Cette incroyable « brutalisation » de la société russe s’accompagnera, sans doute, d’une industrialisation réelle et massive (quoique peu soucieuse des conséquences écologiques) et du maintien d’un certain nombre d’avancées sociales : journée de travail de huit heures, sécurité sociale, développement du système d’enseignement et des soins de santé. Mais il reste difficile d’y voir au final, comme le feront longtemps les communistes, un « bilan globalement positif ».

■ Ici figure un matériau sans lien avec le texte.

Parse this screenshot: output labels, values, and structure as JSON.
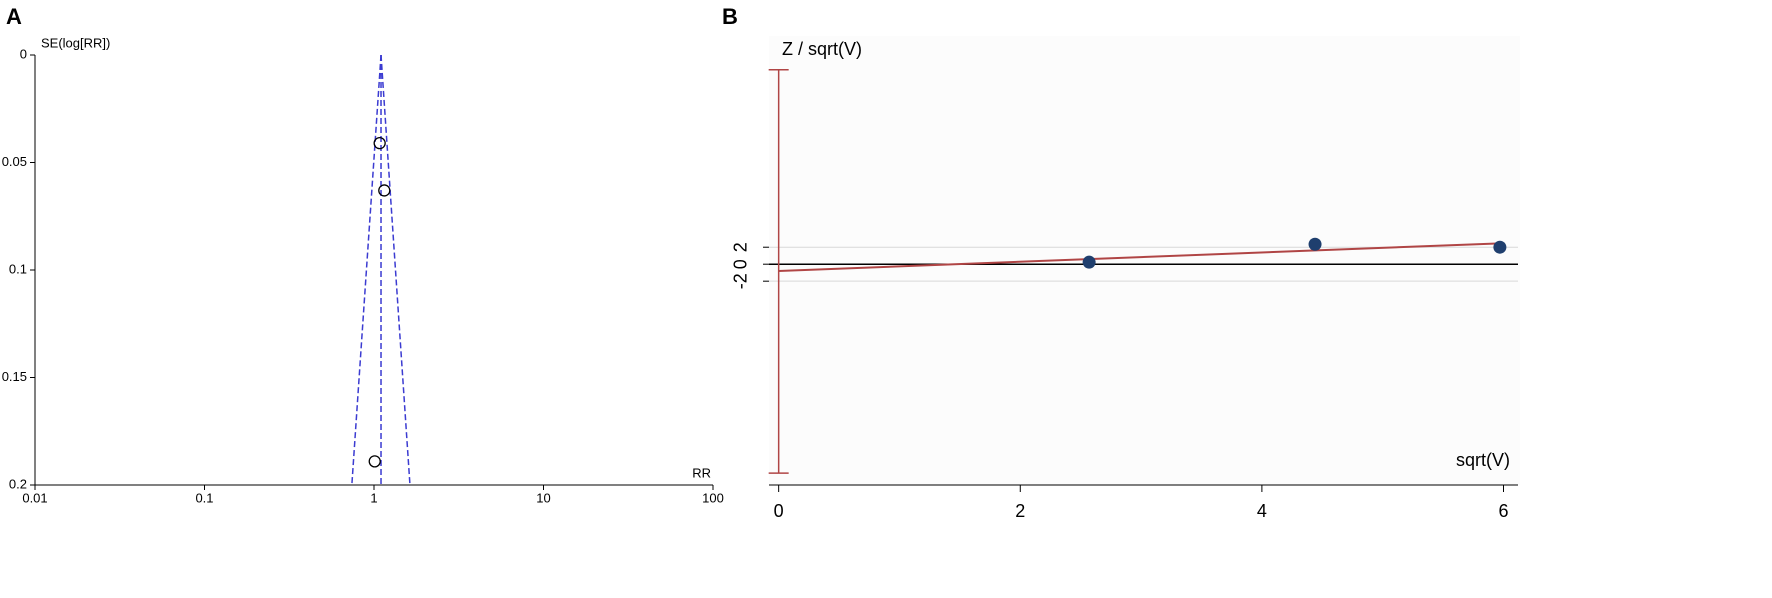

C’est pourtant là l’un des paradoxes de cette tragédie : pendant longtemps, le mythe de la Révolution d’Octobre, et du projet émancipateur dont elle se voulait porteuse, vont demeurer puissamment actifs dans le monde, à tel point que l’on a pu parler du XXème siècle comme du « siècle du communisme », alors qu’il aurait été plus judicieux d’y lire l’histoire d’une faillite, voire d’une contre-révolution, qui aura surtout servi, au final, les intérêts d’une nouvelle classe possédante. Car derrière Staline, « le Géorgien au torse martial, aux doigts épais comme des vers, et aux mots d’un quintal précis comme des fers », pour citer le poète Ossip Mandelstam 3, c’est bien une nouvelle classe qui était à l’œuvre, accaparant les profits d’un capitalisme d’État, aussi brutal que bureaucratique. Les oligarques, plus tard, s’en partageront cupidement les dépouilles, sous la férule de Vladimir Poutine.

Les leçons d’Octobre

Que retenir, aujourd’hui, de cette histoire vieille d’une centaine d’années ? On a pu dire que « le ver était dans le fruit », que la révolution portait en elle sa tragédie comme la nuée porte l’orage. Certaines conceptions de Lénine y sont sans doute pour quelque chose. Lénine avait voulu forger un « esprit de parti », condamnant explicitement l’esprit critique et la discussion. Mais la réalité du parti bolchévique, en 1917, était assez loin de ce modèle  : beaucoup moins discipliné qu’on ne l’a dit, les débats y étaient ouverts et incessants, même sur la question de la prise du pouvoir. L’essentiel de l’autoritarisme léniniste était ailleurs : dans sa conception du changement social, reposant sur l’écrasement par la violence d’une classe, la collectivisation de l’économie et la construction d’une société nouvelle, purgée de ses « éléments nuisibles ». Cette radicalité même a pu séduire, au nom de l’idée ou du mythe de la révolution. Les circonstances concrètes dans lesquelles s’écrit l’Histoire n’en ont déployé que les aspects les plus funestes. La société soviétique s’est finalement située à l’exact opposé de la libération que défendaient les pionniers du communisme. Nombre de critiques de ce qu’on appelait abusivement « le socialisme réellement existant » ont pensé pouvoir trouver la cause de sa dégénérescence dans le caractère utopique de l’idée même du communisme : il serait impossible de changer les structures de la société  ; qui le tente serait fatalement contraint de recourir à l’arbitraire de la violence.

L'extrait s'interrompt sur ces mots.